Débordons d'amour pour ce jeu

Une photo vaut mille mots, et celle-ci nous entraîne dans sa pente. Elle nous permet de retrouver nos racines et nos ailes, car la passion a besoin d'être régulièrement alimentée. C'est ce qu'a compris Benoit Jeantet en écrivant Le ciel a des jambes, récemment récompensé par le prix La Biblioteca pour l'année 2023 écoulée, recueil de nouvelles publié aux éditions du Volcan. Une façon de tourner la page en glissant ce baume littéraire sur les plaies des mois passés. 
Ce jeu de rugby que nous aimons tant ne vaut pas que nous endurions mille maux. XV de France éliminé, explications tronquées, arbitres menacés, mais aussi fédération française déficitaire et clubs amateurs en difficulté obligés de fusionner pour survivre. Et maintenant, après le GPS cousu dans le dos et les cameramen qui entrent sur le terrain durant les arrêts de jeu, les décideurs souhaiteraient placer des micros dans le col des joueurs afin qu'ils nous fassent profiter de leurs commentaires durant le match ! 2023 n'est pas encore terminé qu'on se demande déjà dans quelle impasse 2024 va nous laisser.. 
Restent heureusement quelques pépites à savourer, comme cette victoire spectaculaire et tellement rafraîchissante du Stade Toulousain sur la pelouse rabougrie du Stoop Memorial des Harlequins, club dont Jean Prat fut, jusqu'à sa disparition en 2005, membre d'honneur. Et il n'y a bien que les champions de France en titre pour porter à incandescence le jeu debout, qui est encore la meilleure façon de ne pas se faire pénaliser dans les rucks.
On se demande d'ailleurs pourquoi, après avoir sélectionnés Ramos, Dupont, Jelonch, Cros, Flament, Baille, Mauvaka et Aldhegeri lors du dernier Mondial, le staff tricolore n'a pas eu l'idée lumineuse de privilégier ce mode d'expression balle en mains plutôt que de chercher une hypothétique voie de secours dans une approche qui alternait dépossession et temps de jeu frontaux, et ne mena qu'à la défaite en quarts de finale - certes d'un rien, deux points pour l'emporter -, mais fiasco quand même, avec ou sans datas pour justifier l'intenable.

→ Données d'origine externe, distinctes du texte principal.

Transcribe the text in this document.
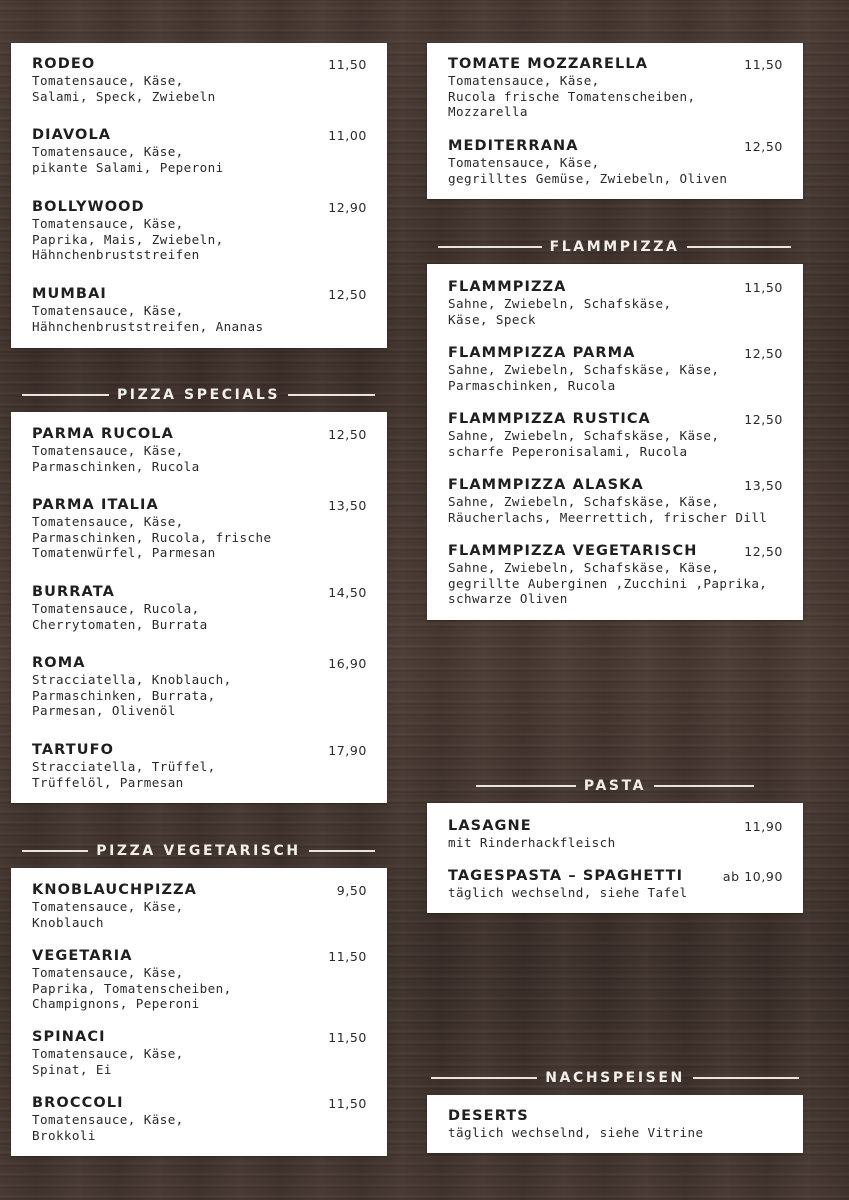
RODEO	11,50
Tomatensauce, Käse,
Salami, Speck, Zwiebeln
DIAVOLA	11,00
Tomatensauce, Käse,
pikante Salami, Peperoni
BOLLYWOOD	12,90
Tomatensauce, Käse,
Paprika, Mais, Zwiebeln,
Hähnchenbruststreifen
MUMBAI	12,50
Tomatensauce, Käse,
Hähnchenbruststreifen, Ananas
PIZZA SPECIALS
PARMA RUCOLA	12,50
Tomatensauce, Käse,
Parmaschinken, Rucola
PARMA ITALIA	13,50
Tomatensauce, Käse,
Parmaschinken, Rucola, frische
Tomatenwürfel, Parmesan
BURRATA	14,50
Tomatensauce, Rucola,
Cherrytomaten, Burrata
ROMA	16,90
Stracciatella, Knoblauch,
Parmaschinken, Burrata,
Parmesan, Olivenöl
TARTUFO	17,90
Stracciatella, Trüffel,
Trüffelöl, Parmesan
PIZZA VEGETARISCH
KNOBLAUCHPIZZA	9,50
Tomatensauce, Käse,
Knoblauch
VEGETARIA	11,50
Tomatensauce, Käse,
Paprika, Tomatenscheiben,
Champignons, Peperoni
SPINACI	11,50
Tomatensauce, Käse,
Spinat, Ei
BROCCOLI	11,50
Tomatensauce, Käse,
Brokkoli
TOMATE MOZZARELLA	11,50
Tomatensauce, Käse,
Rucola frische Tomatenscheiben,
Mozzarella
MEDITERRANA	12,50
Tomatensauce, Käse,
gegrilltes Gemüse, Zwiebeln, Oliven
FLAMMPIZZA
FLAMMPIZZA	11,50
Sahne, Zwiebeln, Schafskäse,
Käse, Speck
FLAMMPIZZA PARMA	12,50
Sahne, Zwiebeln, Schafskäse, Käse,
Parmaschinken, Rucola
FLAMMPIZZA RUSTICA	12,50
Sahne, Zwiebeln, Schafskäse, Käse,
scharfe Peperonisalami, Rucola
FLAMMPIZZA ALASKA	13,50
Sahne, Zwiebeln, Schafskäse, Käse,
Räucherlachs, Meerrettich, frischer Dill
FLAMMPIZZA VEGETARISCH	12,50
Sahne, Zwiebeln, Schafskäse, Käse,
gegrillte Auberginen ,Zucchini ,Paprika,
schwarze Oliven
PASTA
LASAGNE	11,90
mit Rinderhackfleisch
TAGESPASTA – SPAGHETTI	ab 10,90
täglich wechselnd, siehe Tafel
NACHSPEISEN
DESERTS
täglich wechselnd, siehe Vitrine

A quoi ressemblera 2024 sur le blog ? J'avoue m'interroger. Si j'apprécie la pugnacité de fidèles commentateurs comme Serge Aynard, Christophe Bedou, Jacques Labadie et Jean-Lou Dresti qui font vivre notre espace ovale en l'alimentant d'idées parfois étincelantes et souvent de belles tournures épistolaires, il serait souhaitable que ce club-house virtuel accueille comme ce fut le cas il y a peu d'anciennes gloires et de vertueux écrivains qui, lecteurs assidus à visage découvert,  n'osent pas - ce sont eux qui l'avouent - pousser la porte, ouvrir leur clavier et déposer ne serait-ce qu'un petit bout de prose ovale.

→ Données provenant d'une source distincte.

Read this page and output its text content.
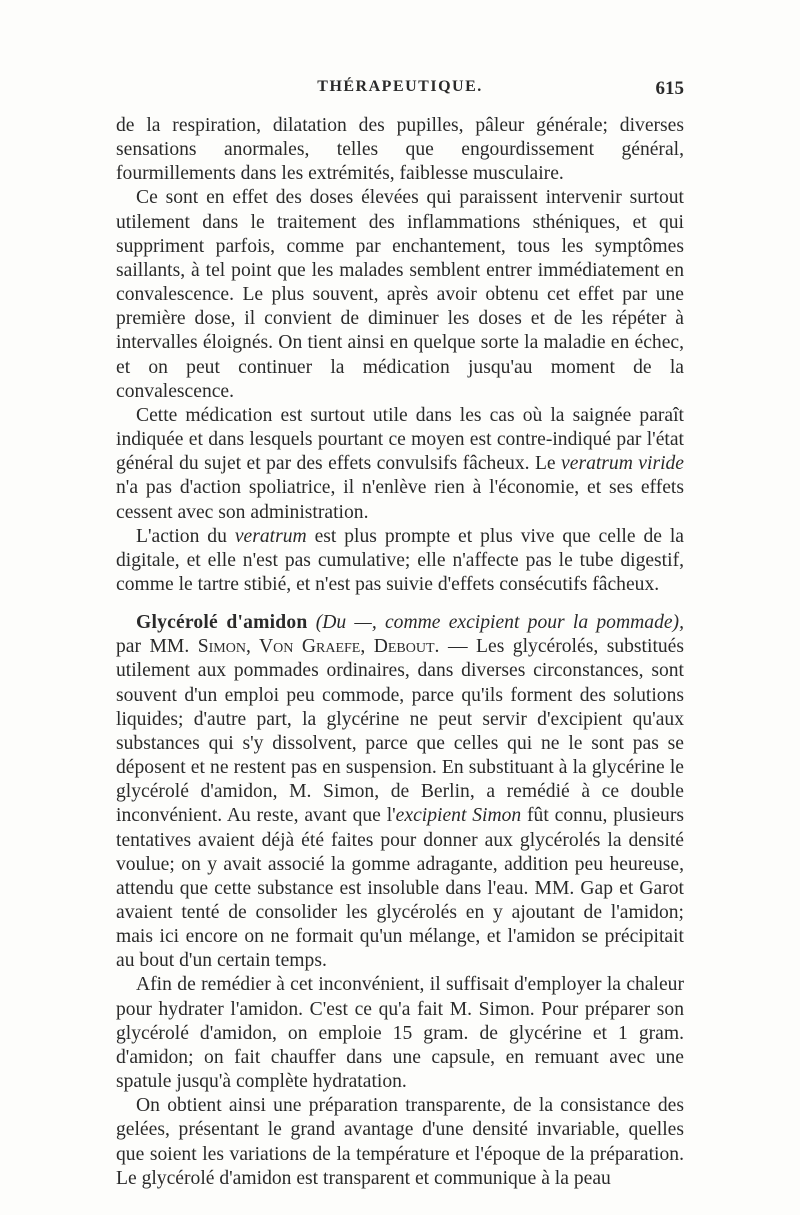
THÉRAPEUTIQUE.	615

de la respiration, dilatation des pupilles, pâleur générale; diverses sensations anormales, telles que engourdissement général, fourmillements dans les extrémités, faiblesse musculaire.

Ce sont en effet des doses élevées qui paraissent intervenir surtout utilement dans le traitement des inflammations sthéniques, et qui suppriment parfois, comme par enchantement, tous les symptômes saillants, à tel point que les malades semblent entrer immédiatement en convalescence. Le plus souvent, après avoir obtenu cet effet par une première dose, il convient de diminuer les doses et de les répéter à intervalles éloignés. On tient ainsi en quelque sorte la maladie en échec, et on peut continuer la médication jusqu'au moment de la convalescence.

Cette médication est surtout utile dans les cas où la saignée paraît indiquée et dans lesquels pourtant ce moyen est contre-indiqué par l'état général du sujet et par des effets convulsifs fâcheux. Le veratrum viride n'a pas d'action spoliatrice, il n'enlève rien à l'économie, et ses effets cessent avec son administration.

L'action du veratrum est plus prompte et plus vive que celle de la digitale, et elle n'est pas cumulative; elle n'affecte pas le tube digestif, comme le tartre stibié, et n'est pas suivie d'effets consécutifs fâcheux.

Glycérolé d'amidon (Du —, comme excipient pour la pommade), par MM. Simon, Von Graefe, Debout. — Les glycérolés, substitués utilement aux pommades ordinaires, dans diverses circonstances, sont souvent d'un emploi peu commode, parce qu'ils forment des solutions liquides; d'autre part, la glycérine ne peut servir d'excipient qu'aux substances qui s'y dissolvent, parce que celles qui ne le sont pas se déposent et ne restent pas en suspension. En substituant à la glycérine le glycérolé d'amidon, M. Simon, de Berlin, a remédié à ce double inconvénient. Au reste, avant que l'excipient Simon fût connu, plusieurs tentatives avaient déjà été faites pour donner aux glycérolés la densité voulue; on y avait associé la gomme adragante, addition peu heureuse, attendu que cette substance est insoluble dans l'eau. MM. Gap et Garot avaient tenté de consolider les glycérolés en y ajoutant de l'amidon; mais ici encore on ne formait qu'un mélange, et l'amidon se précipitait au bout d'un certain temps.

Afin de remédier à cet inconvénient, il suffisait d'employer la chaleur pour hydrater l'amidon. C'est ce qu'a fait M. Simon. Pour préparer son glycérolé d'amidon, on emploie 15 gram. de glycérine et 1 gram. d'amidon; on fait chauffer dans une capsule, en remuant avec une spatule jusqu'à complète hydratation.

On obtient ainsi une préparation transparente, de la consistance des gelées, présentant le grand avantage d'une densité invariable, quelles que soient les variations de la température et l'époque de la préparation. Le glycérolé d'amidon est transparent et communique à la peau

Il faudra bien dépasser cette réserve en ces temps de rugby difficiles, tendus, anxiogènes, où chacun croit détenir la vérité - économique, médiatique, financière, sportive -, des temps où l'image prévaut, celle qu'on nous sert, celle qu'il ne faut pas écorner sous peine de s'aliéner des joueurs devenus divas et qui semblent s'intéresser bien plus au reflet qu'ils monnayent plutôt qu'à l'exemple qu'ils devraient inspirer.
Débordons d'amour pour ce jeu de balle ovale tel que pratiqué à Rugby, du temps où les joueurs étaient maîtres d'eux et des règles. En cette période de fêtes, joyeux Noël, donc, et bonne année nouvelle. Vous avez déjà commandé Côté Ouvert (éditions Passiflore) chez votre libraire préféré et je vous en remercie du fond du cœur. L'autre cadeau que j'aimerais vous offrir est emballé dans un supplément d'envie, écrin de verdure encadré par deux poteaux un peu penchés comme nous portons un regard. Lisez, écrivez, jouez, passez pour mieux revenir d'un crochet intérieur. Ce cadeau, c'est notre altérité symbolisée par le "plus un", phrase de jeu qui dessine nos décalages en bout de lignes.